The board of General Motors Co has opted to keep Opel, undoing months of painstaking negotiations to sell the European unit to a Russian-backed group led by Canada's Magna.
GM confirmed the decision made by its 13-member board after a meeting of directors on Tuesday in Detroit, saying that improving business conditions and the strategic importance of Opel to its operations had prompted the decision.
"GM will soon present its restructuring plan to Germany and other governments and hopes for its favorable consideration," GM Chief Executive Fritz Henderson said in a statement.GM said it expected that restructuring Opel on its own would cost about 3 billion euros.
The meeting of the GM board came after European Union officials asked GM to confirm that it would have decided to sell Opel to Magna if it had known that 4.5 billion euros ($6.58 billion) in state aid promised by Germany would go to any buyer.
Under pressure to focus on shoring up sales in its home market after emerging from bankruptcy, GM's board had earlier opted to sell a 55 percent stake in the loss-making Opel unit to Canadian group Magna and its partner Sberbank.
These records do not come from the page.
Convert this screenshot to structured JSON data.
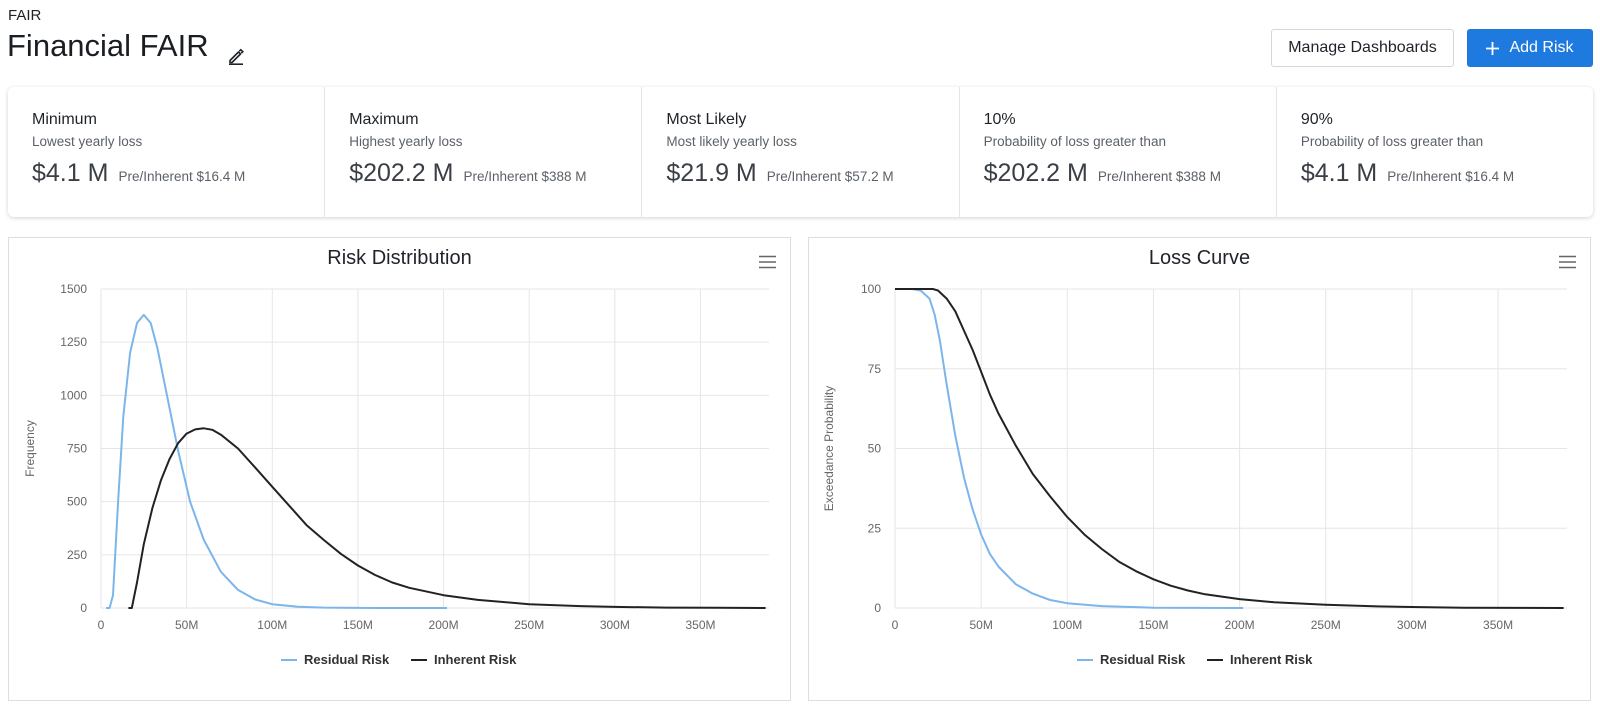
{
  "header": {
    "breadcrumb": "FAIR",
    "title": "Financial FAIR",
    "edit_icon": "pencil-icon",
    "manage_label": "Manage Dashboards",
    "add_label": "Add Risk",
    "add_icon": "plus-icon",
    "accent_color": "#1f7ae0"
  },
  "stats": [
    {
      "label": "Minimum",
      "sub": "Lowest yearly loss",
      "value": "$4.1 M",
      "pre": "Pre/Inherent $16.4 M"
    },
    {
      "label": "Maximum",
      "sub": "Highest yearly loss",
      "value": "$202.2 M",
      "pre": "Pre/Inherent $388 M"
    },
    {
      "label": "Most Likely",
      "sub": "Most likely yearly loss",
      "value": "$21.9 M",
      "pre": "Pre/Inherent $57.2 M"
    },
    {
      "label": "10%",
      "sub": "Probability of loss greater than",
      "value": "$202.2 M",
      "pre": "Pre/Inherent $388 M"
    },
    {
      "label": "90%",
      "sub": "Probability of loss greater than",
      "value": "$4.1 M",
      "pre": "Pre/Inherent $16.4 M"
    }
  ],
  "chart_data": [
    {
      "type": "line",
      "title": "Risk Distribution",
      "xlabel": "",
      "ylabel": "Frequency",
      "xlim": [
        0,
        390
      ],
      "ylim": [
        0,
        1500
      ],
      "x_ticks": [
        "0",
        "50M",
        "100M",
        "150M",
        "200M",
        "250M",
        "300M",
        "350M"
      ],
      "y_ticks": [
        "0",
        "250",
        "500",
        "750",
        "1000",
        "1250",
        "1500"
      ],
      "legend_position": "bottom",
      "menu_icon": "hamburger-menu-icon",
      "series": [
        {
          "name": "Residual Risk",
          "color": "#7cb5ec",
          "points": [
            [
              3,
              0
            ],
            [
              5,
              0
            ],
            [
              7,
              60
            ],
            [
              10,
              500
            ],
            [
              13,
              900
            ],
            [
              17,
              1200
            ],
            [
              21,
              1340
            ],
            [
              25,
              1378
            ],
            [
              29,
              1340
            ],
            [
              33,
              1220
            ],
            [
              38,
              1020
            ],
            [
              45,
              740
            ],
            [
              52,
              500
            ],
            [
              60,
              320
            ],
            [
              70,
              170
            ],
            [
              80,
              85
            ],
            [
              90,
              40
            ],
            [
              100,
              18
            ],
            [
              115,
              6
            ],
            [
              130,
              2
            ],
            [
              160,
              0
            ],
            [
              202,
              0
            ]
          ]
        },
        {
          "name": "Inherent Risk",
          "color": "#222222",
          "points": [
            [
              16,
              0
            ],
            [
              18,
              0
            ],
            [
              21,
              120
            ],
            [
              25,
              300
            ],
            [
              30,
              470
            ],
            [
              35,
              600
            ],
            [
              40,
              700
            ],
            [
              45,
              775
            ],
            [
              50,
              820
            ],
            [
              55,
              840
            ],
            [
              60,
              845
            ],
            [
              65,
              838
            ],
            [
              70,
              815
            ],
            [
              80,
              750
            ],
            [
              90,
              660
            ],
            [
              100,
              570
            ],
            [
              110,
              480
            ],
            [
              120,
              390
            ],
            [
              130,
              320
            ],
            [
              140,
              255
            ],
            [
              150,
              200
            ],
            [
              160,
              155
            ],
            [
              170,
              120
            ],
            [
              180,
              95
            ],
            [
              200,
              60
            ],
            [
              220,
              38
            ],
            [
              250,
              18
            ],
            [
              280,
              9
            ],
            [
              300,
              5
            ],
            [
              330,
              2
            ],
            [
              360,
              1
            ],
            [
              388,
              0
            ]
          ]
        }
      ]
    },
    {
      "type": "line",
      "title": "Loss Curve",
      "xlabel": "",
      "ylabel": "Exceedance Probability",
      "xlim": [
        0,
        390
      ],
      "ylim": [
        0,
        100
      ],
      "x_ticks": [
        "0",
        "50M",
        "100M",
        "150M",
        "200M",
        "250M",
        "300M",
        "350M"
      ],
      "y_ticks": [
        "0",
        "25",
        "50",
        "75",
        "100"
      ],
      "legend_position": "bottom",
      "menu_icon": "hamburger-menu-icon",
      "series": [
        {
          "name": "Residual Risk",
          "color": "#7cb5ec",
          "points": [
            [
              0,
              100
            ],
            [
              10,
              100
            ],
            [
              15,
              99.5
            ],
            [
              20,
              97
            ],
            [
              23,
              92
            ],
            [
              26,
              84
            ],
            [
              30,
              70
            ],
            [
              35,
              54
            ],
            [
              40,
              41
            ],
            [
              45,
              31
            ],
            [
              50,
              23
            ],
            [
              55,
              17
            ],
            [
              60,
              13
            ],
            [
              70,
              7.5
            ],
            [
              80,
              4.5
            ],
            [
              90,
              2.5
            ],
            [
              100,
              1.5
            ],
            [
              120,
              0.6
            ],
            [
              150,
              0.1
            ],
            [
              202,
              0
            ]
          ]
        },
        {
          "name": "Inherent Risk",
          "color": "#222222",
          "points": [
            [
              0,
              100
            ],
            [
              18,
              100
            ],
            [
              22,
              100
            ],
            [
              25,
              99.5
            ],
            [
              30,
              97
            ],
            [
              35,
              93
            ],
            [
              40,
              87
            ],
            [
              45,
              81
            ],
            [
              50,
              74
            ],
            [
              55,
              67
            ],
            [
              60,
              61
            ],
            [
              70,
              51
            ],
            [
              80,
              42
            ],
            [
              90,
              35
            ],
            [
              100,
              28.5
            ],
            [
              110,
              23
            ],
            [
              120,
              18.5
            ],
            [
              130,
              14.5
            ],
            [
              140,
              11.5
            ],
            [
              150,
              9
            ],
            [
              160,
              7
            ],
            [
              170,
              5.5
            ],
            [
              180,
              4.3
            ],
            [
              200,
              2.8
            ],
            [
              220,
              1.8
            ],
            [
              250,
              1
            ],
            [
              280,
              0.5
            ],
            [
              300,
              0.3
            ],
            [
              330,
              0.1
            ],
            [
              388,
              0
            ]
          ]
        }
      ]
    }
  ]
}
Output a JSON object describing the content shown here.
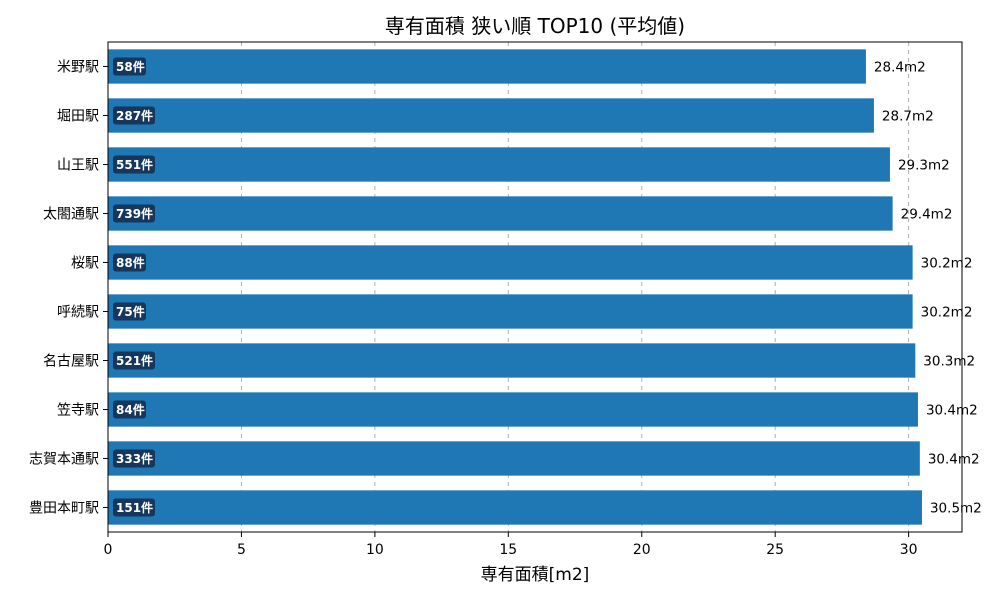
{
  "chart_data": {
    "type": "bar",
    "orientation": "horizontal",
    "title": "専有面積 狭い順 TOP10 (平均値)",
    "xlabel": "専有面積[m2]",
    "ylabel": "",
    "xlim": [
      0,
      32
    ],
    "xticks": [
      0,
      5,
      10,
      15,
      20,
      25,
      30
    ],
    "grid": "x-dashed",
    "bar_color": "#1f77b4",
    "badge_color": "#17365c",
    "categories": [
      "米野駅",
      "堀田駅",
      "山王駅",
      "太閤通駅",
      "桜駅",
      "呼続駅",
      "名古屋駅",
      "笠寺駅",
      "志賀本通駅",
      "豊田本町駅"
    ],
    "values": [
      28.4,
      28.7,
      29.3,
      29.4,
      30.15,
      30.15,
      30.25,
      30.35,
      30.42,
      30.5
    ],
    "value_labels": [
      "28.4m2",
      "28.7m2",
      "29.3m2",
      "29.4m2",
      "30.2m2",
      "30.2m2",
      "30.3m2",
      "30.4m2",
      "30.4m2",
      "30.5m2"
    ],
    "counts": [
      "58件",
      "287件",
      "551件",
      "739件",
      "88件",
      "75件",
      "521件",
      "84件",
      "333件",
      "151件"
    ]
  }
}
GM's move is a setback for Magna founder and chairman Frank Stronach, who left his native Austria at age 21 as an impoverished toolmaker but went on to build one of the world's biggest car parts groups.
Magna had no comment on the GM decision.
Opel's workforce -- which was to be cut by a fifth under the new owners from 50,000 -- was supposed to receive a 10 percent stake in the new company in return for 265 million euros in annual cost concessions. GM would have kept a 35 percent stake in the unit under the now-scrapped deal.